Chernow’s more intimate biography of Grant as politician is by far more fascinating than the better-known story of Grant as soldier. Grant’s presidential years were enormously consequential for the Republic he saved. He was generally successful in foreign affairs — the settlement of the Alabama claims was a dazzling achievement — and a reformer at home. His dogged defense of African-Americans made him their greatest supporter since Lincoln; he possibly did concretely more for black equality than anyone before or since, though that history is unrecognized even in today’s black community. He broke the power of the Ku Klux Klan through legislation, military force and prosecution — in an ironic twist, considering present politics, Grant established the U.S. Justice Department in 1870 to prosecute the KKK and support the civil rights (and voting rights) of African-Americans. So many Klansmen were prosecuted and jailed that the Klan was broken as a force in the south and did not rise again until the 1920s.

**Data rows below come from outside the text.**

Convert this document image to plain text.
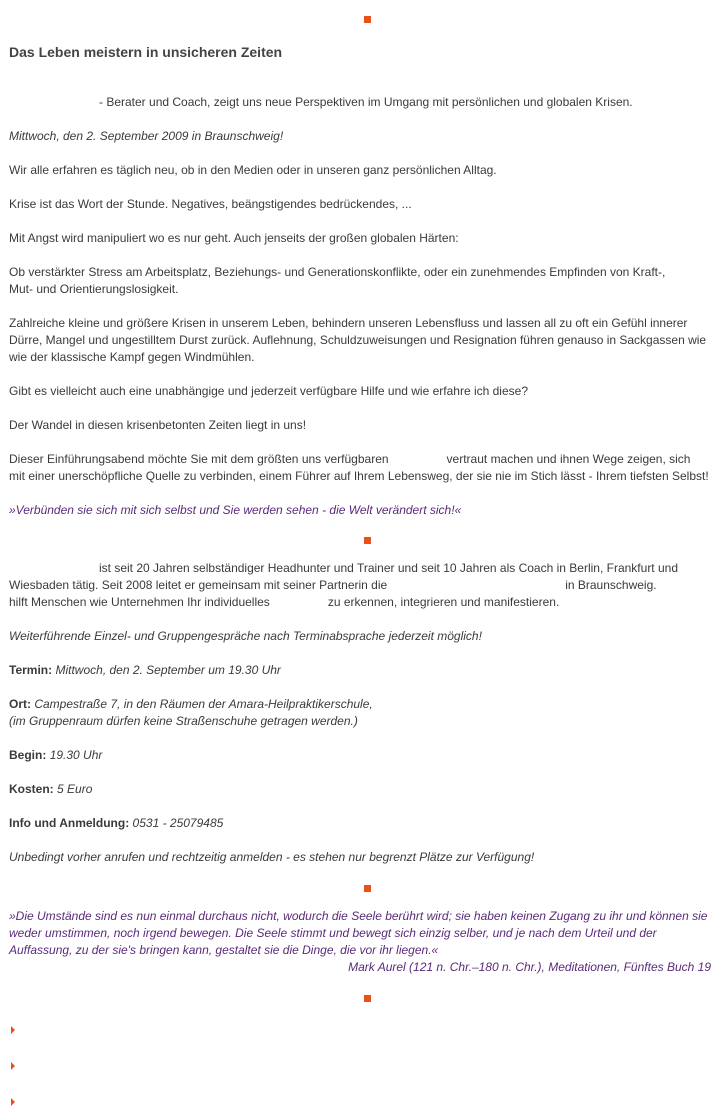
Das Leben meistern in unsicheren Zeiten

- Berater und Coach, zeigt uns neue Perspektiven im Umgang mit persönlichen und globalen Krisen.

Mittwoch, den 2. September 2009 in Braunschweig!

Wir alle erfahren es täglich neu, ob in den Medien oder in unseren ganz persönlichen Alltag.

Krise ist das Wort der Stunde. Negatives, beängstigendes bedrückendes, ...

Mit Angst wird manipuliert wo es nur geht. Auch jenseits der großen globalen Härten:

Ob verstärkter Stress am Arbeitsplatz, Beziehungs- und Generationskonflikte, oder ein zunehmendes Empfinden von Kraft-,

Mut- und Orientierungslosigkeit.

Zahlreiche kleine und größere Krisen in unserem Leben, behindern unseren Lebensfluss und lassen all zu oft ein Gefühl innerer

Dürre, Mangel und ungestilltem Durst zurück. Auflehnung, Schuldzuweisungen und Resignation führen genauso in Sackgassen wie

wie der klassische Kampf gegen Windmühlen.

Gibt es vielleicht auch eine unabhängige und jederzeit verfügbare Hilfe und wie erfahre ich diese?

Der Wandel in diesen krisenbetonten Zeiten liegt in uns!

Dieser Einführungsabend möchte Sie mit dem größten uns verfügbaren	vertraut machen und ihnen Wege zeigen, sich

mit einer unerschöpfliche Quelle zu verbinden, einem Führer auf Ihrem Lebensweg, der sie nie im Stich lässt - Ihrem tiefsten Selbst!

»Verbünden sie sich mit sich selbst und Sie werden sehen - die Welt verändert sich!«

ist seit 20 Jahren selbständiger Headhunter und Trainer und seit 10 Jahren als Coach in Berlin, Frankfurt und

Wiesbaden tätig. Seit 2008 leitet er gemeinsam mit seiner Partnerin die	in Braunschweig.

hilft Menschen wie Unternehmen Ihr individuelles	zu erkennen, integrieren und manifestieren.

Weiterführende Einzel- und Gruppengespräche nach Terminabsprache jederzeit möglich!

Termin: Mittwoch, den 2. September um 19.30 Uhr

Ort: Campestraße 7, in den Räumen der Amara-Heilpraktikerschule,

(im Gruppenraum dürfen keine Straßenschuhe getragen werden.)

Begin: 19.30 Uhr

Kosten: 5 Euro

Info und Anmeldung: 0531 - 25079485

Unbedingt vorher anrufen und rechtzeitig anmelden - es stehen nur begrenzt Plätze zur Verfügung!

»Die Umstände sind es nun einmal durchaus nicht, wodurch die Seele berührt wird; sie haben keinen Zugang zu ihr und können sie

weder umstimmen, noch irgend bewegen. Die Seele stimmt und bewegt sich einzig selber, und je nach dem Urteil und der

Auffassung, zu der sie's bringen kann, gestaltet sie die Dinge, die vor ihr liegen.«

Mark Aurel (121 n. Chr.–180 n. Chr.), Meditationen, Fünftes Buch 19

After his presidency, Grant remained enormously popular. Many suggested he could have stood successfully for a third term (including Julia) but he refused, tired of office. He made a triumphal world tour, at one point the U.S. navy provided a warship for his use. He was received everywhere with honor. Returning home, ruined by unwise investments — his greatest weakness was trusting unscrupulous friends — and dying of throat cancer, he wrote the Memoirs of U.S. Grant to insure an income for Julia and his family. In pain, he died within days of finishing the final page. His literary mentor, Mark Twain, saw to their publication.
Grant was a greater and more successful president than history allows. One can only assume that the same southern historians who deified southern generals also influenced the perception that Grant’s generalship was flawed — in fact, he was the war’s most brilliant tactician and strategist — and that his administration was fatally corrupt, another fallacy. Few could have done better in those expansionist, unregulated times.
In our ahistorical nation, Grant’s role in Reconstruction — in fact, the whole Reconstruction period — has faded away. After Democrats won the midterm elections of 1874, northern liberal support for Reconstruction and for supporting civil rights in the south faded away. U.S. troops were withdrawn in 1877, paving the way for the return of white supremacy; the repression of black voting rights, the imposition of “Jim Crow” laws that persisted into the 1960s and, incidentally, the further glorification of the “lost cause” myth with its statues and memorials that stand today. Understanding the South’s troubled history after the civil war — understanding the hatred, violence and repression that made up the “southern heritage” that so many Southerners look fondly back on today — is essential to understanding the complex history of the south, of the nation, and especially of U.S. Grant’s wartime service and presidency. One can hope the historic correction has begun. Although other Grant histories like Ronald White’s American Ulysses are beginning to hit the bookstands, Chernow’s biography gives us a deep look into this complicated but straightforward man, and into a troubled time in our history that still echoes today.